とんでもなく面白く、もの凄く色んなことについて考えさせられた作品だ。本作は、観ようかどうしようか迷っていた映画で、正直観ない可能性もかなりあった。だから本当に観て良かったなと思うし、本作を観るかどうかはともかく、この記事を読むなりすることで、本作で示唆されている「日本のヤバさ」を多くの人に知ってほしいと願っている。

何故なら、本作で描かれていることは最終的に「すべての国民」に関係してくるからだ。

「ヤジ排除裁判」では、日本国民全員に関係する事件が争われた

本作で扱われる出来事は「ヤジ排除裁判」と呼ばれている。私は本作を観るまで、その裁判や対象となった事件のことをまったく知らなかった。札幌市で起こった事件であり、北海道のテレビなどでは大きく取り上げられたようだが、全国的には恐らくあまり大きな話題になっていなかったのではないかと思う。本作を観て、「まさかこんなことが起こっていたとは」と驚かされてしまった。

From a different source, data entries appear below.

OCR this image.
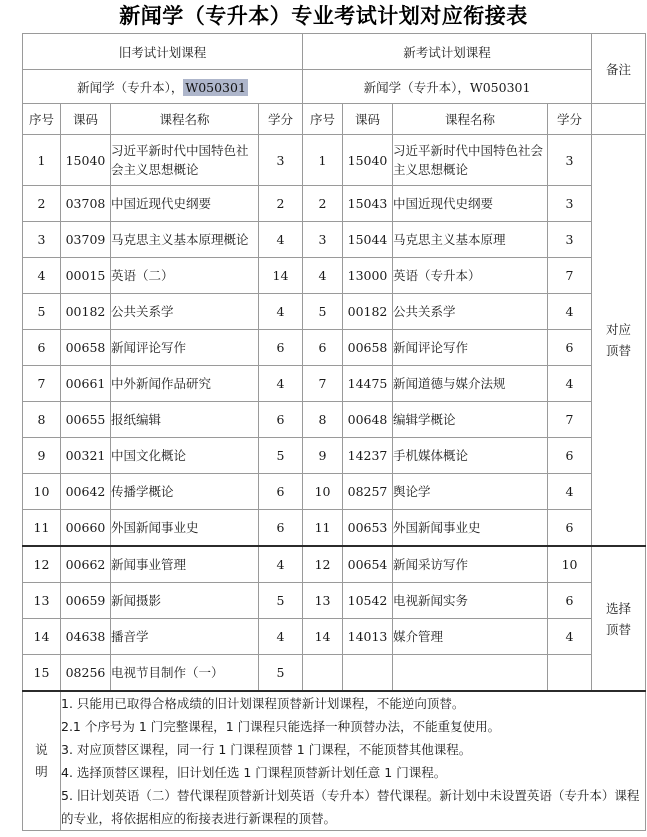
新闻学（专升本）专业考试计划对应衔接表
旧考试计划课程				新考试计划课程				备注
新闻学（专升本）， W050301				新闻学（专升本），W050301				
序号	课码	课程名称	学分	序号	课码	课程名称	学分	
1	15040	习近平新时代中国特色社会主义思想概论	3	1	15040	习近平新时代中国特色社会主义思想概论	3	对应
顶替

2	03708	中国近现代史纲要	2	2	15043	中国近现代史纲要	3	
3	03709	马克思主义基本原理概论	4	3	15044	马克思主义基本原理	3	
4	00015	英语（二）	14	4	13000	英语（专升本）	7	
5	00182	公共关系学	4	5	00182	公共关系学	4	
6	00658	新闻评论写作	6	6	00658	新闻评论写作	6	
7	00661	中外新闻作品研究	4	7	14475	新闻道德与媒介法规	4	
8	00655	报纸编辑	6	8	00648	编辑学概论	7	
9	00321	中国文化概论	5	9	14237	手机媒体概论	6	
10	00642	传播学概论	6	10	08257	舆论学	4	
11	00660	外国新闻事业史	6	11	00653	外国新闻事业史	6	
12	00662	新闻事业管理	4	12	00654	新闻采访写作	10	选择
顶替

13	00659	新闻摄影	5	13	10542	电视新闻实务	6	
14	04638	播音学	4	14	14013	媒介管理	4	
15	08256	电视节目制作（一）	5					

说
明

1. 只能用已取得合格成绩的旧计划课程顶替新计划课程，不能逆向顶替。

2.1 个序号为 1 门完整课程，1 门课程只能选择一种顶替办法，不能重复使用。

3. 对应顶替区课程，同一行 1 门课程顶替 1 门课程，不能顶替其他课程。

4. 选择顶替区课程，旧计划任选 1 门课程顶替新计划任意 1 门课程。

5. 旧计划英语（二）替代课程顶替新计划英语（专升本）替代课程。新计划中未设置英语（专升本）课程的专业，将依据相应的衔接表进行新课程的顶替。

「ヤジ排除裁判」は、「選挙の応援演説にやってきた安倍首相に街頭でヤジを飛ばした一市民が警察に取り押さえられた」という事件を巡る裁判である。これだけ聞くと、「私には関係の無い話だ」と感じるかもしれないが、まったくそんなことはない。それは、本件の原告となったソーシャルワーカー・大杉雅栄のこんな言葉からも理解できるのではないかと思う。

私にとって、裁判で争うことのメリットってまったくないんです。ただ、私は偶然その場に居合わせて、争う責任があると感じたから、結果として原告になっているだけです。だから、最初から一貫して、私は「公共の利益」を求め続けてきました。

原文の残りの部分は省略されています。